Lyon is "a self-trained photographer" who started taking photographs while in school, said Arnold Tunstall, collections manager.
"Danny Lyon: The Bikeriders" features 35 of the museum's collection of 50 photographs of members of the Chicago Outlaw Motorcycle Club taken more than 45 years ago.
Born in 1942, Lyon grew up in Queens, N.Y. and in 1963 earned his BA from the University of Chicago. A self-taught photographer and filmmaker, Lyon demonstrated an interest in photographing his peers rather than strangers early in his career. He became a leading figure in the emerging style called New Journalism, in which the artist immerses himself with his subjects as an active participant, not an objective observer. For "The Bikeriders" he became a member of the Chicago Outlaw Motorcycle Club and developed a friendship and concern for his fellow members.
"He wanted to make a new kind of journalism," Tunstall said.
The series shows the members of the Chicago Outlaws not only riding their bikes across the country, but in a variety of settings. Members can be seen alongside motorcycle racers during rallies, relaxing between rides and in their everyday lives.
"He was trying to combat the media view of youth and motorcyclists," Tunstall said. "These were just guys who liked to ride bikes and liked to race. They are normal, everyday people who happened to like motorcycles."
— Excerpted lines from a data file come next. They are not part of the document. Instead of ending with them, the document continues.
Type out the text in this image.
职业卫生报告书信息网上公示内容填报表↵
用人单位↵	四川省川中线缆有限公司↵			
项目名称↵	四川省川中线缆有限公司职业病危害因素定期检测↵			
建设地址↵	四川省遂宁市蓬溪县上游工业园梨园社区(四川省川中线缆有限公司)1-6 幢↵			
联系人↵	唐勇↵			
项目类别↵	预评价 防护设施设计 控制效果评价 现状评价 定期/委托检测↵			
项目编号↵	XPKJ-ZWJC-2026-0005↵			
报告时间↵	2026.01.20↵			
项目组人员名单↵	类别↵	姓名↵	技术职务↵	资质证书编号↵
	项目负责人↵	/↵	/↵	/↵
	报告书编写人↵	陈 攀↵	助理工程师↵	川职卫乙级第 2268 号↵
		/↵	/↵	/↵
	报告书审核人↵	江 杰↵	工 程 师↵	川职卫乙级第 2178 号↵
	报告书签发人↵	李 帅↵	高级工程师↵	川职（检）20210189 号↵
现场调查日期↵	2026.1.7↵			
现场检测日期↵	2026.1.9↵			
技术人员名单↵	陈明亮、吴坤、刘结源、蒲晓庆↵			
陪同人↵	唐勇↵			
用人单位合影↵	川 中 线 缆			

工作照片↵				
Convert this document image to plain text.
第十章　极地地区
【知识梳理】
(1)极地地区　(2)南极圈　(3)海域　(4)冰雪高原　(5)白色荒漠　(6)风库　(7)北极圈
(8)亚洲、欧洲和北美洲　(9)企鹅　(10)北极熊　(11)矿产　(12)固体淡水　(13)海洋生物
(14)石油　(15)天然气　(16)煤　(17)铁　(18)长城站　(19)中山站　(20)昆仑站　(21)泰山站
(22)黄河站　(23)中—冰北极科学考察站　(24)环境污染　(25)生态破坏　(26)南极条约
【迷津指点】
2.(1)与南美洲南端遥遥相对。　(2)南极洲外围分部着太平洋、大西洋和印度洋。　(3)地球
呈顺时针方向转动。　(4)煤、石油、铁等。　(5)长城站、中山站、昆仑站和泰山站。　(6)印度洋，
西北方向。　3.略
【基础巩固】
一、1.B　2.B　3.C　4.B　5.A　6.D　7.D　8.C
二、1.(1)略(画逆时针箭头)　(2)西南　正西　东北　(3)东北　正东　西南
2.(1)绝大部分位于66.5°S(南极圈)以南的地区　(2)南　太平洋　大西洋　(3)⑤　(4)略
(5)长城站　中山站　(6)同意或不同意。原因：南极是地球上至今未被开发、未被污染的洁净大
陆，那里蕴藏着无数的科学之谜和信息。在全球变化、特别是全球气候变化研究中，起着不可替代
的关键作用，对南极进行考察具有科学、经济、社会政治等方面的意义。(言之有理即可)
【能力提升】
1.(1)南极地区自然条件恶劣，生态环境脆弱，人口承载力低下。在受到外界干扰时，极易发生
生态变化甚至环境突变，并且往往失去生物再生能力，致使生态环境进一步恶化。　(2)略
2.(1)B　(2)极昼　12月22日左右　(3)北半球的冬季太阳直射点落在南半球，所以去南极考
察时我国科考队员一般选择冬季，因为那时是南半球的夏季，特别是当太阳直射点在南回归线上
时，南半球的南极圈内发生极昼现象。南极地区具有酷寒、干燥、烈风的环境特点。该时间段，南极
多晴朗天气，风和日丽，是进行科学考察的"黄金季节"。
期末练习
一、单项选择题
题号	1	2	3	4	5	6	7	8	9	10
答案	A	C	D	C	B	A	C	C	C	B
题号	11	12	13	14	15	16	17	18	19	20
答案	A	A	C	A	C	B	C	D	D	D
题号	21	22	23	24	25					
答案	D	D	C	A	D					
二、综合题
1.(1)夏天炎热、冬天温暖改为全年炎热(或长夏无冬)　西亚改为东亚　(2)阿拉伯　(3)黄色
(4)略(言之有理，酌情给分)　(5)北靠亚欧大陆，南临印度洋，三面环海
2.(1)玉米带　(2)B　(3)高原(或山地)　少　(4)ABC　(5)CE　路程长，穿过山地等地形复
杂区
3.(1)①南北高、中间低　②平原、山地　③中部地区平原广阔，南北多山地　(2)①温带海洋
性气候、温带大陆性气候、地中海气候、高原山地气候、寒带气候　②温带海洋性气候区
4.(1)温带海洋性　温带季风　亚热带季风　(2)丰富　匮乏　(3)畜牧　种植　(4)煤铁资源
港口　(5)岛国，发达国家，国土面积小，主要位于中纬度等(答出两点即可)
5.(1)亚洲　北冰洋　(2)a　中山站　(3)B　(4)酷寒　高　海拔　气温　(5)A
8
Lyon's series of photographs from his years with the Chicago Outlaws resulted in a groundbreaking book published in 1968, Tunstall said. At the time of its initial publication, photo-journalistic books that tell a story through images and text from the subject did not really exist.
"The book includes the photos and transcripts from his interviews from the members," Tunstall said. "He did not try to filter them, but he published the interviews as is."
Finding a copy of the book is very difficult because it is currently out of print, and existing copies have been known to sell for hundreds of dollars, Tunstall said.
Lyon has gone on to become an influential and transformative figure in the field of documentary photography, Tunstall said. He has received the Guggenheim Foundation Fellowship twice, first in 1969 for photography and again in 1979 for film making. He continues to immerse himself and his camera in the various subcultures that he documents. One project included interviews of Texas prisoners, "Conversations with the Dead." In 2011 he released a book titled Deep Sea Diver and has documented the recent Occupy movement and demonstrations.
"His whole career has been championing people he thought were given a bad rap, who have been marginalized or silenced in a way," Tunstall said.
For more information on Danny Lyon visit his website at www.BleakBeauty.com.
In connection with the exhibit, the Akron Art Museum will screen "Easy Rider" on Feb. 21 at 7 p.m. The movie stars Peter Fonda, Dennis Hopper and Jack Nicholson.
In addition, the museum hopes to screen some of Lyon's films sometime in April, Tunstall said. Some of the museum's summer programming will also be tied to the exhibit, he added.
The museum is at One S. High in downtown Akron. Hours are Wednesday through Sunday from 11 a.m. to 5 p.m., with extended hours on Thursdays from 11 a.m. to 9 p.m.
The museum is closed Mondays, Tuesdays and major holidays.
Adult general admission is $7, and students and seniors 65 and older are $5. Children 17 and under and museum members are free.
On the third Thursday of every month, individual admission to the collection is free. Special exhibitions may require paid admission.